Das Kind, das ich nie war
Dein Wiehern ist älter als das Wort, das ich spreche. Deine Lippen sind weicher als meine Brustwarzen. So braun, so traurig, so hilflos dein Blick unter langen Wimpern. Du bist das Kind, das ich nie sein durfte. Und das ich vielleicht doch war. Du schaust zu deiner Mutter hoch, und sie gibt dir einen sanften Stupser mit der Nase. Du musst lernen, nach vorne zu schauen, nicht zu ihr. Du musst lernen, auf deinen wackligen Storchenbeinen zu laufen, zu fliehen, dich vom Wind finden zu lassen, und nicht zurückzublicken.
Doch du blickst sie störrisch weiter an, du nimmst all deine Kraft zusammen, um dich ein letztes Mal zu wehren. In deinen großen, furchtsamen Augen liegt eine flehende Bitte. In ihnen ist all das gespiegelt, was wir oft verdrängen. All die Schatten, all die Wahrheiten, all die Einsamkeit, all der Schmerz des Daseins. Du wolltest nie erwachsen sein. Ich wollte nie erwachsen sein. Wir alle wollten Kind bleiben. Ungeborenes Kind. Noch eins mit der Mutter. In ihrer Liebe baden. Wer will schon sterben müssen?
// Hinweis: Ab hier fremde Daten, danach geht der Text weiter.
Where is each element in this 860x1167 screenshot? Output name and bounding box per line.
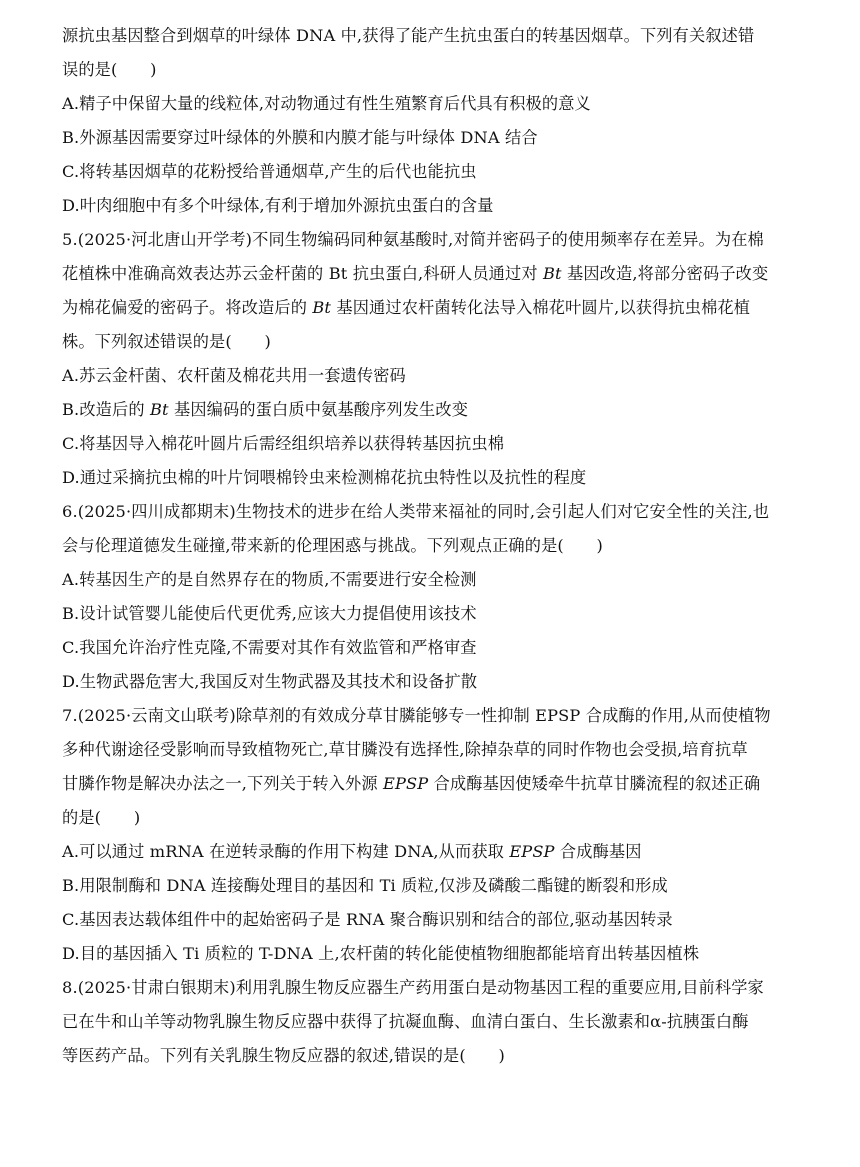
q5-stem-line-2: 花植株中准确高效表达苏云金杆菌的 Bt 抗虫蛋白,科研人员通过对 Bt 基因改造,将部分密码子改变 [62, 264, 769, 283]
q6-option-c: C.我国允许治疗性克隆,不需要对其作有效监管和严格审查 [62, 638, 477, 657]
q6-stem-line-1: 6.(2025·四川成都期末)生物技术的进步在给人类带来福祉的同时,会引起人们对它安全性的关注,也 [62, 502, 770, 521]
q5-stem-line-4: 株。下列叙述错误的是( ) [62, 332, 271, 351]
q6-option-a: A.转基因生产的是自然界存在的物质,不需要进行安全检测 [62, 570, 477, 589]
q7-option-b: B.用限制酶和 DNA 连接酶处理目的基因和 Ti 质粒,仅涉及磷酸二酯键的断裂和形成 [62, 876, 668, 895]
q7-stem-line-2: 多种代谢途径受影响而导致植物死亡,草甘膦没有选择性,除掉杂草的同时作物也会受损,培育抗草 [62, 740, 748, 759]
q4-stem-line-1: 源抗虫基因整合到烟草的叶绿体 DNA 中,获得了能产生抗虫蛋白的转基因烟草。下列有关叙述错 [62, 26, 755, 45]
q6-stem-line-2: 会与伦理道德发生碰撞,带来新的伦理困惑与挑战。下列观点正确的是( ) [62, 536, 604, 555]
q7-option-a: A.可以通过 mRNA 在逆转录酶的作用下构建 DNA,从而获取 EPSP 合成酶基因 [62, 842, 642, 861]
q7-stem-line-1: 7.(2025·云南文山联考)除草剂的有效成分草甘膦能够专一性抑制 EPSP 合成酶的作用,从而使植物 [62, 706, 771, 725]
q8-stem-line-2: 已在牛和山羊等动物乳腺生物反应器中获得了抗凝血酶、血清白蛋白、生长激素和α-抗胰蛋白酶 [62, 1012, 749, 1031]
q4-option-d: D.叶肉细胞中有多个叶绿体,有利于增加外源抗虫蛋白的含量 [62, 196, 494, 215]
q5-stem-line-3: 为棉花偏爱的密码子。将改造后的 Bt 基因通过农杆菌转化法导入棉花叶圆片,以获得抗虫棉花植 [62, 298, 751, 317]
q7-stem-line-3: 甘膦作物是解决办法之一,下列关于转入外源 EPSP 合成酶基因使矮牵牛抗草甘膦流程的叙述正确 [62, 774, 761, 793]
q6-option-b: B.设计试管婴儿能使后代更优秀,应该大力提倡使用该技术 [62, 604, 477, 623]
q6-option-d: D.生物武器危害大,我国反对生物武器及其技术和设备扩散 [62, 672, 478, 691]
q8-stem-line-1: 8.(2025·甘肃白银期末)利用乳腺生物反应器生产药用蛋白是动物基因工程的重要应用,目前科学家 [62, 978, 764, 997]
q5-option-b: B.改造后的 Bt 基因编码的蛋白质中氨基酸序列发生改变 [62, 400, 469, 419]
q4-option-b: B.外源基因需要穿过叶绿体的外膜和内膜才能与叶绿体 DNA 结合 [62, 128, 538, 147]
q5-stem-line-1: 5.(2025·河北唐山开学考)不同生物编码同种氨基酸时,对简并密码子的使用频率存在差异。为在棉 [62, 230, 764, 249]
q7-option-c: C.基因表达载体组件中的起始密码子是 RNA 聚合酶识别和结合的部位,驱动基因转录 [62, 910, 673, 929]
q8-stem-line-3: 等医药产品。下列有关乳腺生物反应器的叙述,错误的是( ) [62, 1046, 505, 1065]
q7-stem-line-4: 的是( ) [62, 808, 141, 827]
q7-option-d: D.目的基因插入 Ti 质粒的 T-DNA 上,农杆菌的转化能使植物细胞都能培育出转基因植株 [62, 944, 700, 963]
q5-option-a: A.苏云金杆菌、农杆菌及棉花共用一套遗传密码 [62, 366, 406, 385]
q4-option-c: C.将转基因烟草的花粉授给普通烟草,产生的后代也能抗虫 [62, 162, 477, 181]
q4-stem-line-2: 误的是( ) [62, 60, 157, 79]
q5-option-d: D.通过采摘抗虫棉的叶片饲喂棉铃虫来检测棉花抗虫特性以及抗性的程度 [62, 468, 587, 487]
q5-option-c: C.将基因导入棉花叶圆片后需经组织培养以获得转基因抗虫棉 [62, 434, 505, 453]
q4-option-a: A.精子中保留大量的线粒体,对动物通过有性生殖繁育后代具有积极的意义 [62, 94, 591, 113]
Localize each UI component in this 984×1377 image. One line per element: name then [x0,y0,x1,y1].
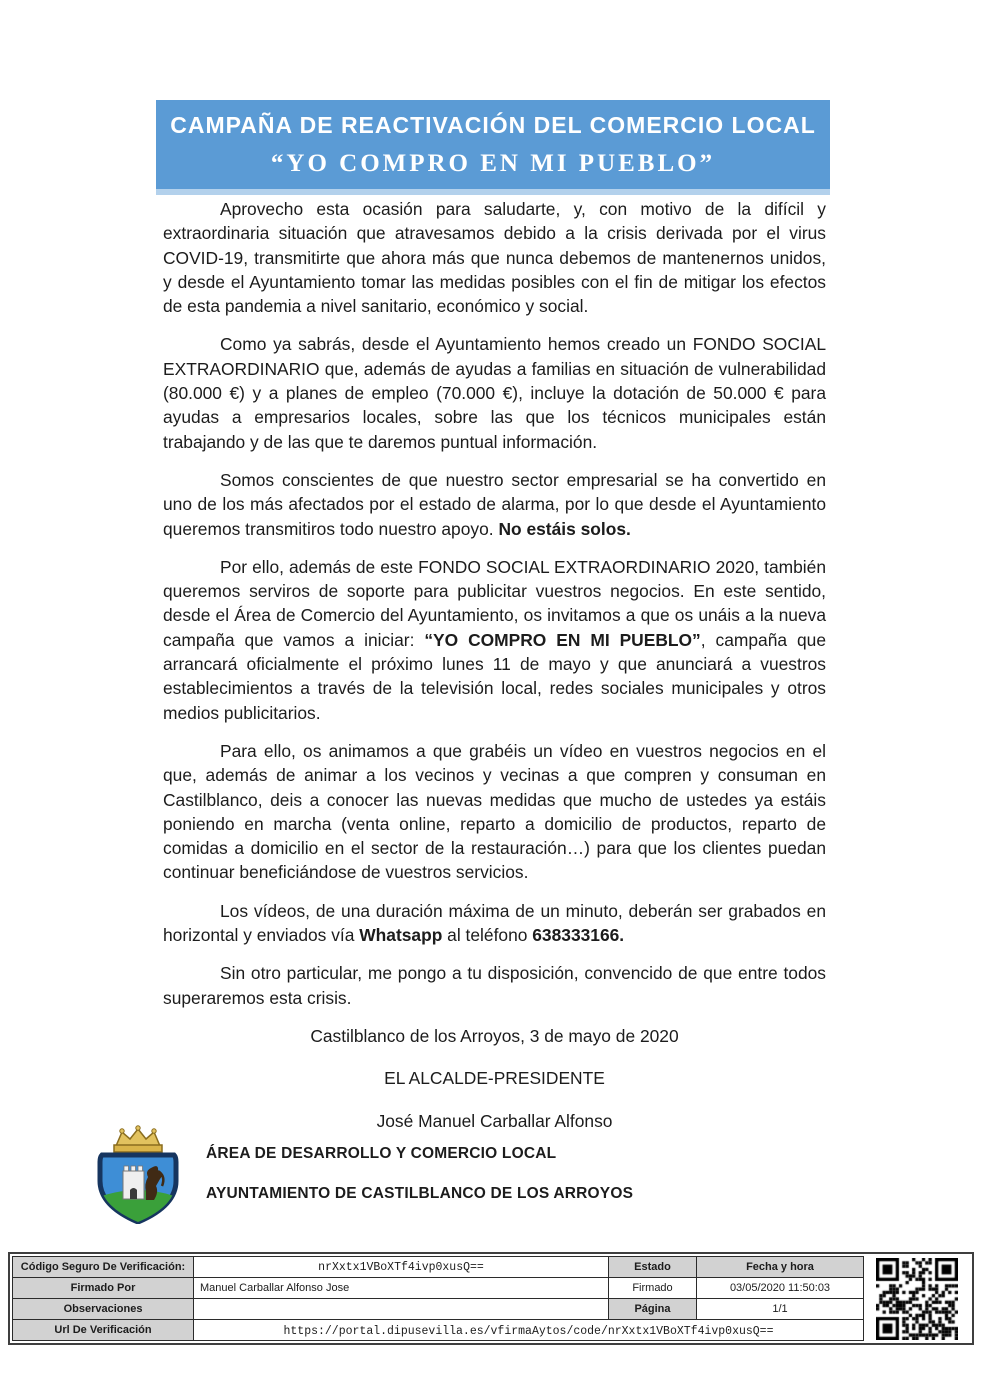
paragraph: Por ello, además de este FONDO SOCIAL EXTRAORDINARIO 2020, también queremos serviros de soporte para publicitar vuestros negocios. En este sentido, desde el Área de Comercio del Ayuntamiento, os invitamos a que os unáis a la nueva campaña que vamos a iniciar: “YO COMPRO EN MI PUEBLO”, campaña que arrancará oficialmente el próximo lunes 11 de mayo y que anunciará a vuestros establecimientos a través de la televisión local, redes sociales municipales y otros medios publicitarios. [163,556,826,723]
observaciones-value [194,1299,609,1320]
estado-header: Estado [609,1257,697,1278]
letter-body [163,197,826,1133]
paragraph: Los vídeos, de una duración máxima de un minuto, deberán ser grabados en horizontal y enviados vía Whatsapp al teléfono 638333166. [163,900,826,946]
csv-value: nrXxtx1VBoXTf4ivp0xusQ== [194,1257,609,1278]
firmado-label: Firmado Por [13,1278,194,1299]
qr-area [864,1256,970,1341]
letter-paragraphs [163,197,826,1010]
organisation-block [86,1124,633,1224]
estado-value: Firmado [609,1278,697,1299]
verification-table [12,1256,864,1341]
paragraph: Para ello, os animamos a que grabéis un vídeo en vuestros negocios en el que, además de animar a los vecinos y vecinas a que compren y consuman en Castilblanco, deis a conocer las nuevas medidas que mucho de ustedes ya estáis poniendo en marcha (venta online, reparto a domicilio de productos, reparto de comidas a domicilio en el sector de la restauración…) para que los clientes puedan continuar beneficiándose de vuestros servicios. [163,740,826,883]
csv-label: Código Seguro De Verificación: [13,1257,194,1278]
pagina-label: Página [609,1299,697,1320]
paragraph: Somos conscientes de que nuestro sector empresarial se ha convertido en uno de los más afectados por el estado de alarma, por lo que desde el Ayuntamiento queremos transmitiros todo nuestro apoyo. No estáis solos. [163,469,826,539]
org-area-line: ÁREA DE DESARROLLO Y COMERCIO LOCAL [206,1145,557,1162]
banner-slogan: “YO COMPRO EN MI PUEBLO” [270,149,716,177]
url-label: Url De Verificación [13,1320,194,1340]
signer-name: José Manuel Carballar Alfonso [376,1110,613,1131]
verification-url[interactable]: https://portal.dipusevilla.es/vfirmaAytos/code/nrXxtx1VBoXTf4ivp0xusQ== [194,1320,863,1340]
observaciones-label: Observaciones [13,1299,194,1320]
pagina-value: 1/1 [697,1299,863,1320]
qr-code-icon [876,1258,958,1340]
paragraph: Aprovecho esta ocasión para saludarte, y, con motivo de la difícil y extraordinaria situación que atravesamos debido a la crisis derivada por el virus COVID-19, transmitirte que ahora más que nunca debemos de mantenernos unidos, y desde el Ayuntamiento tomar las medidas posibles con el fin de mitigar los efectos de esta pandemia a nivel sanitario, económico y social. [163,199,826,317]
signature-verification-footer [8,1252,974,1345]
castilblanco-coat-of-arms-icon [86,1124,190,1224]
signer-title: EL ALCALDE-PRESIDENTE [384,1068,605,1089]
fecha-value: 03/05/2020 11:50:03 [697,1278,863,1299]
org-council-line: AYUNTAMIENTO DE CASTILBLANCO DE LOS ARROYOS [206,1185,634,1202]
fecha-header: Fecha y hora [697,1257,863,1278]
campaign-banner [156,100,830,195]
firmado-value: Manuel Carballar Alfonso Jose [194,1278,609,1299]
banner-title: CAMPAÑA DE REACTIVACIÓN DEL COMERCIO LOCAL [170,112,816,138]
place-date-line: Castilblanco de los Arroyos, 3 de mayo de 2020 [310,1025,679,1046]
paragraph: Como ya sabrás, desde el Ayuntamiento hemos creado un FONDO SOCIAL EXTRAORDINARIO que, además de ayudas a familias en situación de vulnerabilidad (80.000 €) y a planes de empleo (70.000 €), incluye la dotación de 50.000 € para ayudas a empresarios locales, sobre las que los técnicos municipales están trabajando y de las que te daremos puntual información. [163,334,826,452]
organisation-names [206,1145,633,1203]
paragraph: Sin otro particular, me pongo a tu disposición, convencido de que entre todos superaremos esta crisis. [163,963,826,1008]
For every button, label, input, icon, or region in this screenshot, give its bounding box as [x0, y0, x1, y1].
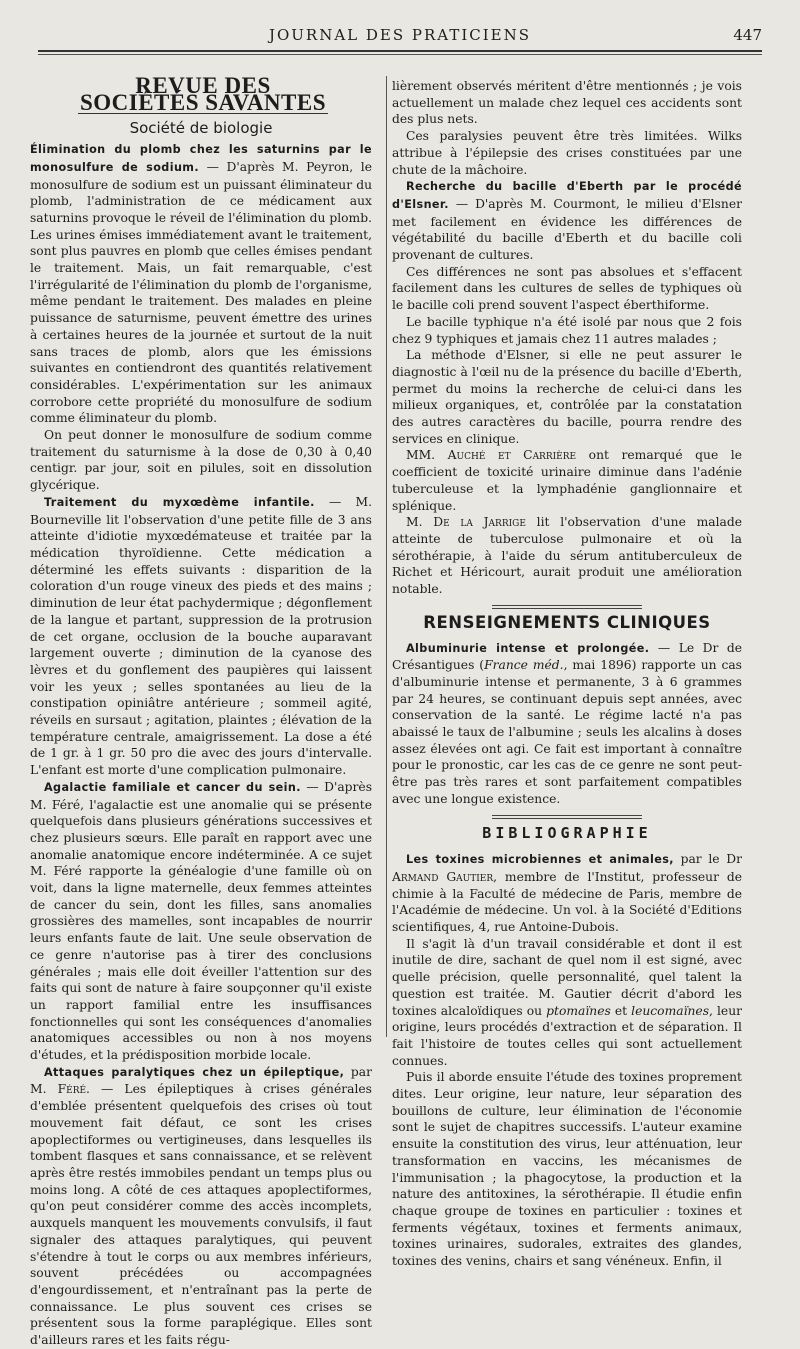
paragraph [392, 851, 742, 936]
section-divider [492, 815, 642, 819]
paragraph-text: MM. [406, 448, 448, 463]
paragraph-text: M. [406, 515, 434, 530]
paragraph-body: ont remarqué que le coefficient de toxicité urinaire diminue dans l'adénie tuberculeuse et la lymphadénie ganglionnaire et splénique. [392, 448, 743, 513]
left-column [30, 73, 373, 1349]
section-title: RENSEIGNEMENTS CLINIQUES [423, 612, 711, 632]
paragraph-body: , membre de l'Institut, professeur de chimie à la Faculté de médecine de Paris, membre de l'Académie de médecine. Un vol. à la Société d'Editions scientifiques, 4, rue Antoine-Dubois. [392, 869, 743, 935]
paragraph-body: , mai 1896) rapporte un cas d'albuminurie intense et permanente, 3 à 6 grammes par 24 heures, se continuant depuis sept années, avec conservation de la santé. Le régime lacté n'a pas abaissé le taux de l'albumine ; seuls les alcalins à doses assez élevées ont agi. Ce fait est important à connaître pour le pronostic, car les cas de ce genre ne sont peut-être pas très rares et sont parfaitement compatibles avec une longue existence. [392, 658, 742, 806]
paragraph [392, 178, 742, 264]
paragraph-lead: Albuminurie intense et prolongée. [406, 641, 650, 655]
paragraph: Ces paralysies peuvent être très limitées. Wilks attribue à l'épilepsie des crises constituées par une chute de la mâchoire. [392, 129, 742, 177]
paragraph [392, 936, 742, 1070]
right-column [392, 78, 742, 1270]
author-name: De la Jarrige [433, 515, 526, 530]
journal-title: JOURNAL DES PRATICIENS [268, 26, 532, 44]
header-rule-thin [38, 54, 762, 55]
section-title: BIBLIOGRAPHIE [482, 823, 652, 842]
paragraph-lead: Élimination du plomb chez les saturnins par le monosulfure de sodium. [30, 143, 372, 174]
author-name: Féré. [57, 1082, 90, 1097]
paragraph: Puis il aborde ensuite l'étude des toxines proprement dites. Leur origine, leur nature, leur séparation des bouillons de culture, leur élimination de l'économie sont le sujet de chapitres successifs. L'auteur examine ensuite la constitution des virus, leur atténuation, leur transformation en vaccins, les mécanismes de l'immunisation ; la phagocytose, la production et la nature des antitoxines, la sérothérapie. Il étudie enfin chaque groupe de toxines en particulier : toxines et ferments végétaux, toxines et ferments animaux, toxines urinaires, sudorales, extraites des glandes, toxines des venins, chairs et sang vénéneux. Enfin, il [392, 1070, 742, 1269]
column-separator [386, 76, 387, 1037]
paragraph-lead: Agalactie familiale et cancer du sein. [44, 780, 301, 794]
source-title: France méd. [484, 658, 564, 673]
paragraph-lead: Les toxines microbiennes et animales, [406, 853, 674, 867]
paragraph-body: — D'après M. Peyron, le monosulfure de sodium est un puissant éliminateur du plomb, l'administration de ce médicament aux saturnins provoque le réveil de l'élimination du plomb. Les urines émises immédiatement avant le traitement, sont plus pauvres en plomb que celles émises pendant le traitement. Mais, un fait remarquable, c'est l'irrégularité de l'élimination du plomb de l'organisme, même pendant le traitement. Des malades en pleine puissance de saturnisme, peuvent émettre des urines à certaines heures de la journée et surtout de la nuit sans traces de plomb, alors que les émissions suivantes en contiendront des quantités relativement considérables. L'expérimentation sur les animaux corrobore cette propriété du monosulfure de sodium comme éliminateur du plomb. [30, 159, 373, 426]
paragraph-text: , leur origine, leurs procédés d'extraction et de séparation. Il fait l'histoire de toutes celles qui sont actuellement connues. [392, 1003, 742, 1068]
italic-term: leucomaïnes [631, 1003, 710, 1018]
paragraph-lead: Recherche du bacille d'Eberth par le procédé d'Elsner. [392, 180, 742, 211]
paragraph [392, 447, 742, 514]
author-name: Armand Gautier [392, 869, 494, 884]
paragraph-text: par M. [30, 1064, 372, 1097]
paragraph-body: — D'après M. Féré, l'agalactie est une anomalie qui se présente quelquefois dans plusieurs générations successives et chez plusieurs sœurs. Elle paraît en rapport avec une anomalie anatomique encore indéterminée. A ce sujet M. Féré rapporte la généalogie d'une famille où on voit, dans la ligne maternelle, deux femmes atteintes de cancer du sein, dont les filles, sans anomalies grossières des mamelles, sont incapables de nourrir leurs enfants faute de lait. Une seule observation de ce genre n'autorise pas à tirer des conclusions générales ; mais elle doit éveiller l'attention sur des faits qui sont de nature à faire soupçonner qu'il existe un rapport familial entre les insuffisances fonctionnelles qui sont les conséquences d'anomalies anatomiques accessibles ou non à nos moyens d'études, et la prédisposition morbide locale. [30, 779, 373, 1063]
paragraph: La méthode d'Elsner, si elle ne peut assurer le diagnostic à l'œil nu de la présence du bacille d'Eberth, permet du moins la recherche de celui-ci dans les milieux organiques, et, contrôlée par la constatation des autres caractères du bacille, pourra rendre des services en clinique. [392, 348, 742, 446]
paragraph [30, 1064, 372, 1349]
paragraph-lead: Traitement du myxœdème infantile. [44, 495, 315, 509]
paragraph: On peut donner le monosulfure de sodium comme traitement du saturnisme à la dose de 0,30 à 0,40 centigr. par jour, soit en pilules, soit en dissolution glycérique. [30, 428, 372, 493]
paragraph-text: Il s'agit là d'un travail considérable et dont il est inutile de dire, sachant de quel nom il est signé, avec quelle précision, quelle personnalité, quel talent la question est traitée. M. Gautier décrit d'abord les toxines alcaloïdiques ou [392, 936, 742, 1018]
paragraph-lead: Attaques paralytiques chez un épileptique, [44, 1065, 345, 1079]
paragraph [30, 494, 372, 779]
section-divider [492, 605, 642, 609]
paragraph [30, 141, 372, 427]
page-number: 447 [733, 26, 762, 44]
running-header [38, 26, 762, 48]
paragraph: Ces différences ne sont pas absolues et s'effacent facilement dans les cultures de selles de typhiques où le bacille coli prend souvent l'aspect éberthiforme. [392, 264, 742, 313]
paragraph [30, 779, 372, 1064]
paragraph [392, 514, 742, 598]
paragraph-body: — M. Bourneville lit l'observation d'une petite fille de 3 ans atteinte d'idiotie myxœdémateuse et traitée par la médication thyroïdienne. Cette médication a déterminé les effets suivants : disparition de la coloration d'un rouge vineux des pieds et des mains ; diminution de leur état pachydermique ; dégonflement de la langue et partant, suppression de la protrusion de cet organe, occlusion de la bouche auparavant largement ouverte ; diminution de la cyanose des lèvres et du gonflement des paupières qui laissent voir les yeux ; selles spontanées au lieu de la constipation opiniâtre antérieure ; sommeil agité, réveils en sursaut ; agitation, plaintes ; élévation de la température centrale, amaigrissement. La dose a été de 1 gr. à 1 gr. 50 pro die avec des jours d'intervalle. L'enfant est morte d'une complication pulmonaire. [30, 494, 373, 778]
paragraph-text: par le Dr [673, 852, 742, 867]
paragraph: lièrement observés méritent d'être mentionnés ; je vois actuellement un malade chez lequel ces accidents sont des plus nets. [392, 79, 742, 127]
paragraph [392, 640, 742, 808]
paragraph-text: et [610, 1003, 632, 1018]
subsection-title: Société de biologie [129, 119, 273, 138]
paragraph-body: — D'après M. Courmont, le milieu d'Elsner met facilement en évidence les différences de végétabilité du bacille d'Eberth et du bacille coli provenant de cultures. [392, 196, 742, 263]
paragraph-body: — Les épileptiques à crises générales d'emblée présentent quelquefois des crises où tout mouvement fait défaut, ce sont les crises apoplectiformes ou vertigineuses, dans lesquelles ils tombent flasques et sans connaissance, et se relèvent après être restés immobiles pendant un temps plus ou moins long. A côté de ces attaques apoplectiformes, qu'on peut considérer comme des accès incomplets, auxquels manquent les mouvements convulsifs, il faut signaler des attaques paralytiques, qui peuvent s'étendre à tout le corps ou aux membres inférieurs, souvent précédées ou accompagnées d'engourdissement, et n'entraînant pas la perte de connaissance. Le plus souvent ces crises se présentent sous la forme paraplégique. Elles sont d'ailleurs rares et les faits régu- [30, 1082, 372, 1348]
author-name: Auché et Carrière [447, 448, 577, 463]
paragraph: Le bacille typhique n'a été isolé par nous que 2 fois chez 9 typhiques et jamais chez 11 autres malades ; [392, 314, 742, 346]
section-title: REVUE DES SOCIÉTÉS SAVANTES [79, 73, 327, 115]
paragraph-text: — Le Dr de Crésantigues ( [392, 640, 742, 673]
paragraph-body: lit l'observation d'une malade atteinte de tuberculose pulmonaire et où la sérothérapie, à l'aide du sérum antituberculeux de Richet et Héricourt, aurait produit une amélioration notable. [392, 515, 742, 597]
italic-term: ptomaïnes [546, 1003, 611, 1018]
header-rule [38, 50, 762, 52]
Du fühlst: Der Blick nach vorne ist der erste Schritt Richtung Tod. Alles in dir wehrt sich dagegen. Doch du weißt: Es gibt kein Zurück. Du wieherst noch einmal ganz leise. Und dann drehst du langsam deinen Kopf um - und schaust mir in die Augen. Du warst das Kind, das ich nie sein durfte. Und das ich vielleicht doch war.